Inovação

Engenheiros inventaram um tijolo que se auto-reproduz e retira CO2 do ar

O que você gera se misturar areia, bactérias e luz solar? Um material de construção auto-replicante que retira CO2 diretamente da atmosfera, de acordo com engenheiros de pesquisa em uma universidade nos Estados Unidos.

No centro desse novo material de construção está o Synechococcus, um tipo de bactéria encontrada no plâncton e que usa a fotossíntese para gerar energia.

A bactéria é combinada com areia e gelatina e então embebida em água salgada rica em nutrientes. A fotossíntese faz o resto, produzindo carbonato de cálcio junto com oxigênio e glicose.

As formas comuns de carbonato de cálcio incluem mármore, calcário e giz.

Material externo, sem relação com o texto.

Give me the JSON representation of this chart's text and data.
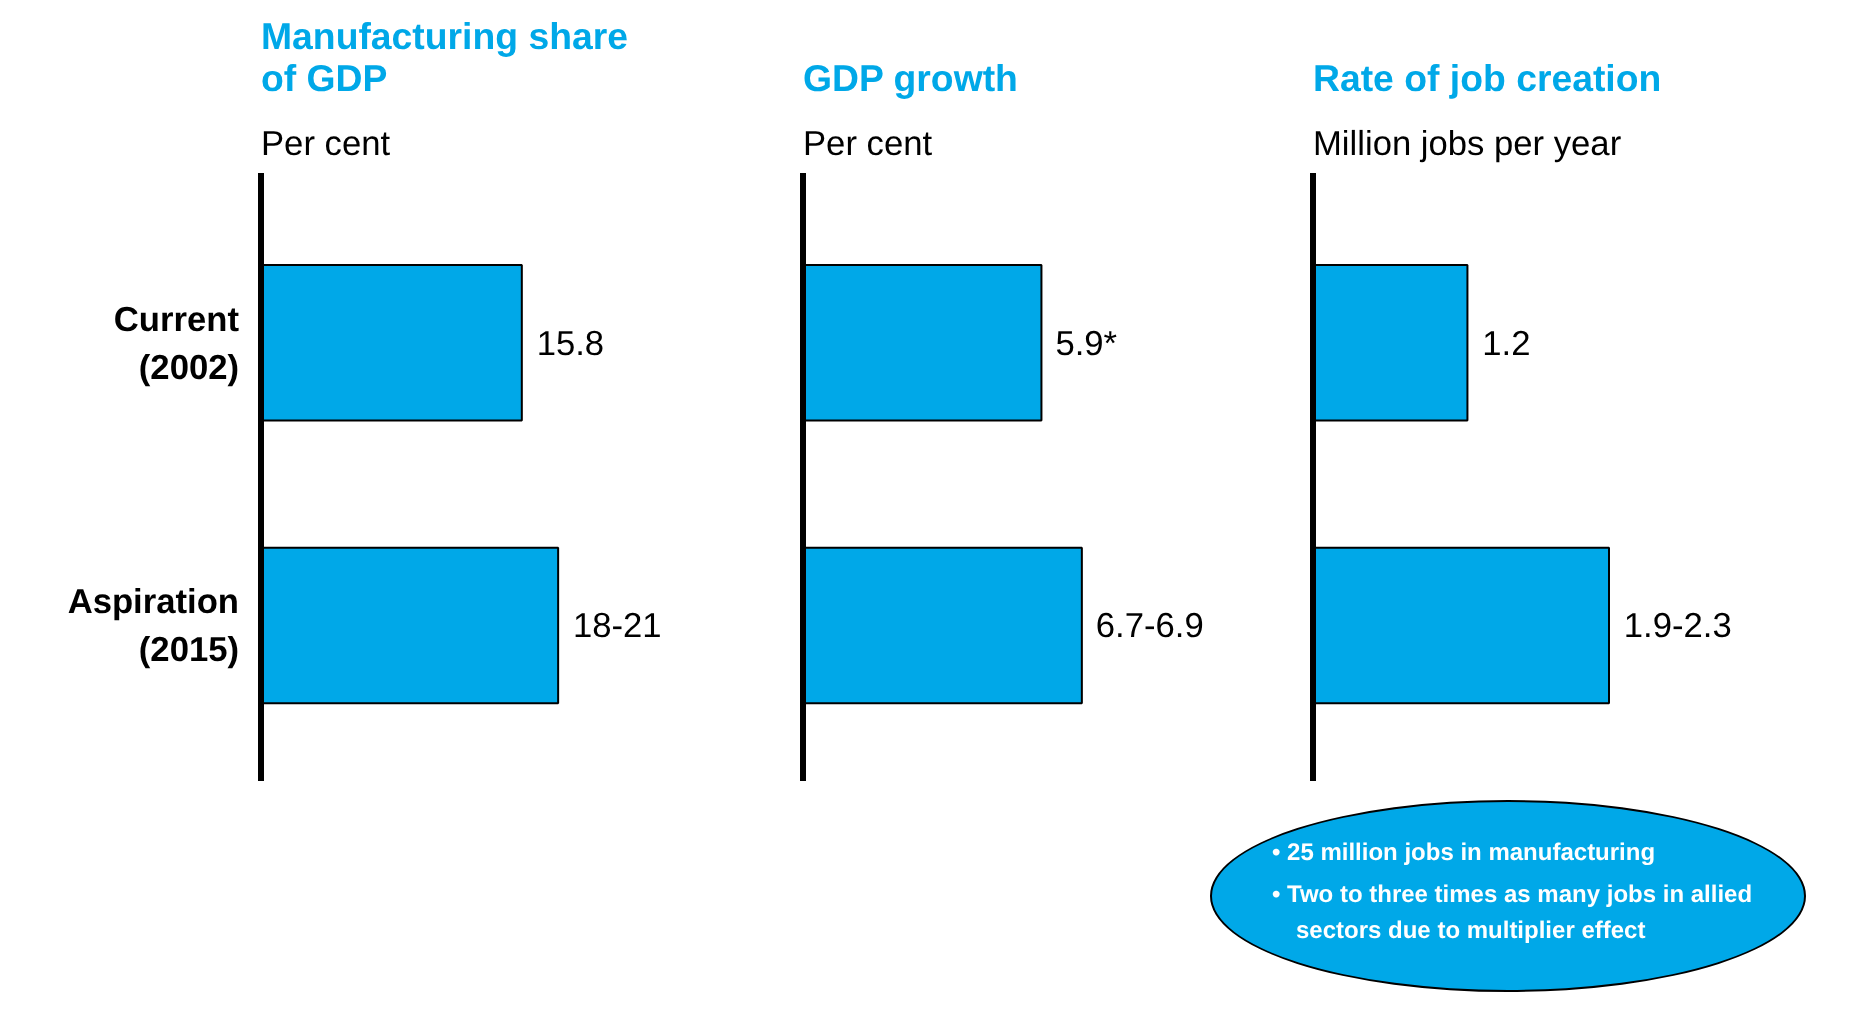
{
  "chart_data": [
    {
      "type": "bar",
      "orientation": "horizontal",
      "title": "Manufacturing share of GDP",
      "subtitle": "Per cent",
      "categories": [
        "Current (2002)",
        "Aspiration (2015)"
      ],
      "values": [
        15.8,
        18
      ],
      "value_labels": [
        "15.8",
        "18-21"
      ],
      "color": "#00a8e8",
      "grid": false
    },
    {
      "type": "bar",
      "orientation": "horizontal",
      "title": "GDP growth",
      "subtitle": "Per cent",
      "categories": [
        null,
        null
      ],
      "values": [
        5.9,
        6.9
      ],
      "value_labels": [
        "5.9*",
        "6.7-6.9"
      ],
      "color": "#00a8e8",
      "grid": false
    },
    {
      "type": "bar",
      "orientation": "horizontal",
      "title": "Rate of job creation",
      "subtitle": "Million jobs per year",
      "categories": [
        null,
        null
      ],
      "values": [
        1.2,
        2.3
      ],
      "value_labels": [
        "1.2",
        "1.9-2.3"
      ],
      "color": "#00a8e8",
      "grid": false,
      "annotations": [
        "• 25 million jobs in manufacturing",
        "• Two to three times as many jobs in allied sectors due to multiplier effect"
      ]
    }
  ]
}
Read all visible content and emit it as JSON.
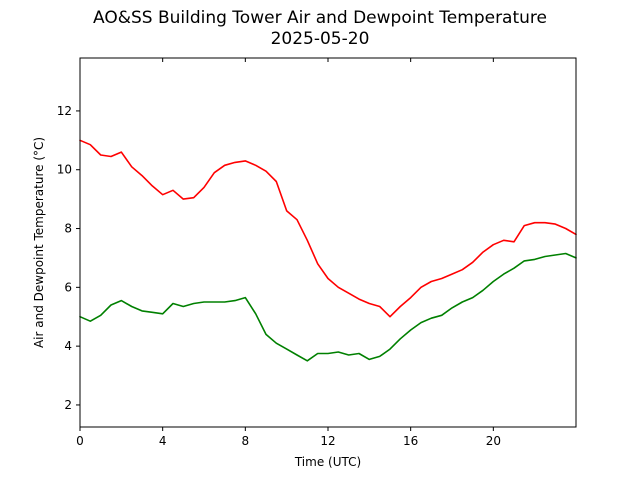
{
  "chart_data": {
    "type": "line",
    "title": "AO&SS Building Tower Air and Dewpoint Temperature",
    "subtitle": "2025-05-20",
    "xlabel": "Time (UTC)",
    "ylabel": "Air and Dewpoint Temperature (°C)",
    "xlim": [
      0,
      24
    ],
    "ylim": [
      1.25,
      13.8
    ],
    "x_ticks": [
      0,
      4,
      8,
      12,
      16,
      20
    ],
    "y_ticks": [
      2,
      4,
      6,
      8,
      10,
      12
    ],
    "grid": false,
    "legend": "none",
    "series": [
      {
        "color": "#ff0000",
        "x": [
          0,
          0.5,
          1,
          1.5,
          2,
          2.5,
          3,
          3.5,
          4,
          4.5,
          5,
          5.5,
          6,
          6.5,
          7,
          7.5,
          8,
          8.5,
          9,
          9.5,
          10,
          10.5,
          11,
          11.5,
          12,
          12.5,
          13,
          13.5,
          14,
          14.5,
          15,
          15.5,
          16,
          16.5,
          17,
          17.5,
          18,
          18.5,
          19,
          19.5,
          20,
          20.5,
          21,
          21.5,
          22,
          22.5,
          23,
          23.5,
          24
        ],
        "y": [
          11.0,
          10.85,
          10.5,
          10.45,
          10.6,
          10.1,
          9.8,
          9.45,
          9.15,
          9.3,
          9.0,
          9.05,
          9.4,
          9.9,
          10.15,
          10.25,
          10.3,
          10.15,
          9.95,
          9.6,
          8.6,
          8.3,
          7.6,
          6.8,
          6.3,
          6.0,
          5.8,
          5.6,
          5.45,
          5.35,
          5.0,
          5.35,
          5.65,
          6.0,
          6.2,
          6.3,
          6.45,
          6.6,
          6.85,
          7.2,
          7.45,
          7.6,
          7.55,
          8.1,
          8.2,
          8.2,
          8.15,
          8.0,
          7.8
        ]
      },
      {
        "color": "#008000",
        "x": [
          0,
          0.5,
          1,
          1.5,
          2,
          2.5,
          3,
          3.5,
          4,
          4.5,
          5,
          5.5,
          6,
          6.5,
          7,
          7.5,
          8,
          8.5,
          9,
          9.5,
          10,
          10.5,
          11,
          11.5,
          12,
          12.5,
          13,
          13.5,
          14,
          14.5,
          15,
          15.5,
          16,
          16.5,
          17,
          17.5,
          18,
          18.5,
          19,
          19.5,
          20,
          20.5,
          21,
          21.5,
          22,
          22.5,
          23,
          23.5,
          24
        ],
        "y": [
          5.0,
          4.85,
          5.05,
          5.4,
          5.55,
          5.35,
          5.2,
          5.15,
          5.1,
          5.45,
          5.35,
          5.45,
          5.5,
          5.5,
          5.5,
          5.55,
          5.65,
          5.1,
          4.4,
          4.1,
          3.9,
          3.7,
          3.5,
          3.75,
          3.75,
          3.8,
          3.7,
          3.75,
          3.55,
          3.65,
          3.9,
          4.25,
          4.55,
          4.8,
          4.95,
          5.05,
          5.3,
          5.5,
          5.65,
          5.9,
          6.2,
          6.45,
          6.65,
          6.9,
          6.95,
          7.05,
          7.1,
          7.15,
          7.0
        ]
      }
    ]
  }
}
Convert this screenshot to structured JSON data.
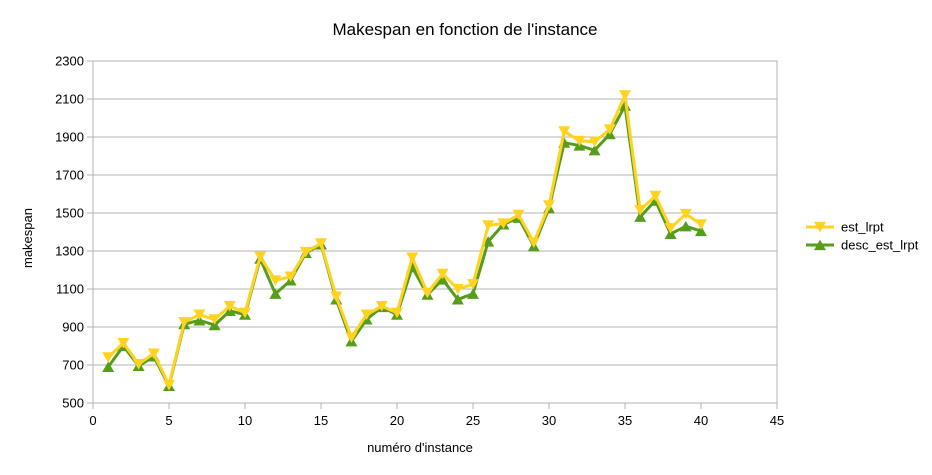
{
  "chart_data": {
    "type": "line",
    "title": "Makespan en fonction de l'instance",
    "xlabel": "numéro d'instance",
    "ylabel": "makespan",
    "xlim": [
      0,
      45
    ],
    "ylim": [
      500,
      2300
    ],
    "xticks": [
      0,
      5,
      10,
      15,
      20,
      25,
      30,
      35,
      40,
      45
    ],
    "yticks": [
      500,
      700,
      900,
      1100,
      1300,
      1500,
      1700,
      1900,
      2100,
      2300
    ],
    "grid": "horizontal",
    "legend_position": "right",
    "x": [
      1,
      2,
      3,
      4,
      5,
      6,
      7,
      8,
      9,
      10,
      11,
      12,
      13,
      14,
      15,
      16,
      17,
      18,
      19,
      20,
      21,
      22,
      23,
      24,
      25,
      26,
      27,
      28,
      29,
      30,
      31,
      32,
      33,
      34,
      35,
      36,
      37,
      38,
      39,
      40
    ],
    "series": [
      {
        "name": "est_lrpt",
        "color": "#ffd320",
        "marker": "triangle-down",
        "values": [
          740,
          815,
          705,
          760,
          595,
          925,
          965,
          940,
          1010,
          975,
          1270,
          1145,
          1165,
          1295,
          1340,
          1060,
          845,
          965,
          1010,
          975,
          1265,
          1080,
          1180,
          1100,
          1125,
          1435,
          1445,
          1490,
          1345,
          1540,
          1930,
          1880,
          1875,
          1940,
          2120,
          1515,
          1590,
          1420,
          1495,
          1440
        ]
      },
      {
        "name": "desc_est_lrpt",
        "color": "#579d1c",
        "marker": "triangle-up",
        "values": [
          690,
          800,
          695,
          745,
          590,
          915,
          935,
          910,
          985,
          965,
          1260,
          1075,
          1145,
          1290,
          1335,
          1045,
          825,
          940,
          1005,
          965,
          1215,
          1070,
          1150,
          1045,
          1075,
          1350,
          1440,
          1475,
          1325,
          1525,
          1870,
          1855,
          1830,
          1915,
          2065,
          1480,
          1565,
          1390,
          1430,
          1405
        ]
      }
    ]
  }
}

Esse composto constitui cerca de 4% da crosta terrestre e é um dos principais componentes dos materiais de construção – em particular, cimento.

A combinação de areia e gelatina cria uma estrutura rígida ou andaime para as bactérias habitarem e se multiplicarem. A geração original de Synechococcus foi capaz de produzir três gerações subsequentes.

Em um experimento, um tijolo formado com o novo material foi quebrado em dois e ressubmerso na solução salina, onde se reparou, gerando uma nova metade totalmente correspondente onde a antiga estava.

O material tem suas limitações. A bactéria, por exemplo, requer condições e umidade adequadas para prosperar.

Além disso, há algumas dúvidas sobre a tenacidade do material, de acordo com a revista Scientific American, que escreve: “Comparado com um material semelhante que não continha cianobactérias, a versão viva era 15% mais resistente em termos de resistência a fraturas. Mas ficou aquém da resiliência de tijolos ou cimento padrão, funcionando mais como cimento de baixa resistência ou argamassa endurecida. ”

Como resultado, a equipe de pesquisa por trás do tijolo vivo não vê o material como um novo produto de construção para o mercado de massa. Em vez disso, eles dizem: “Fomos motivados por construir infraestrutura em ambientes realmente com recursos limitados.”

Apesar da necessidade de melhorias contínuas, a inovação pode ter potencial para uso em locais remotos onde materiais, energia e dinheiro nem sempre estão disponíveis gratuitamente.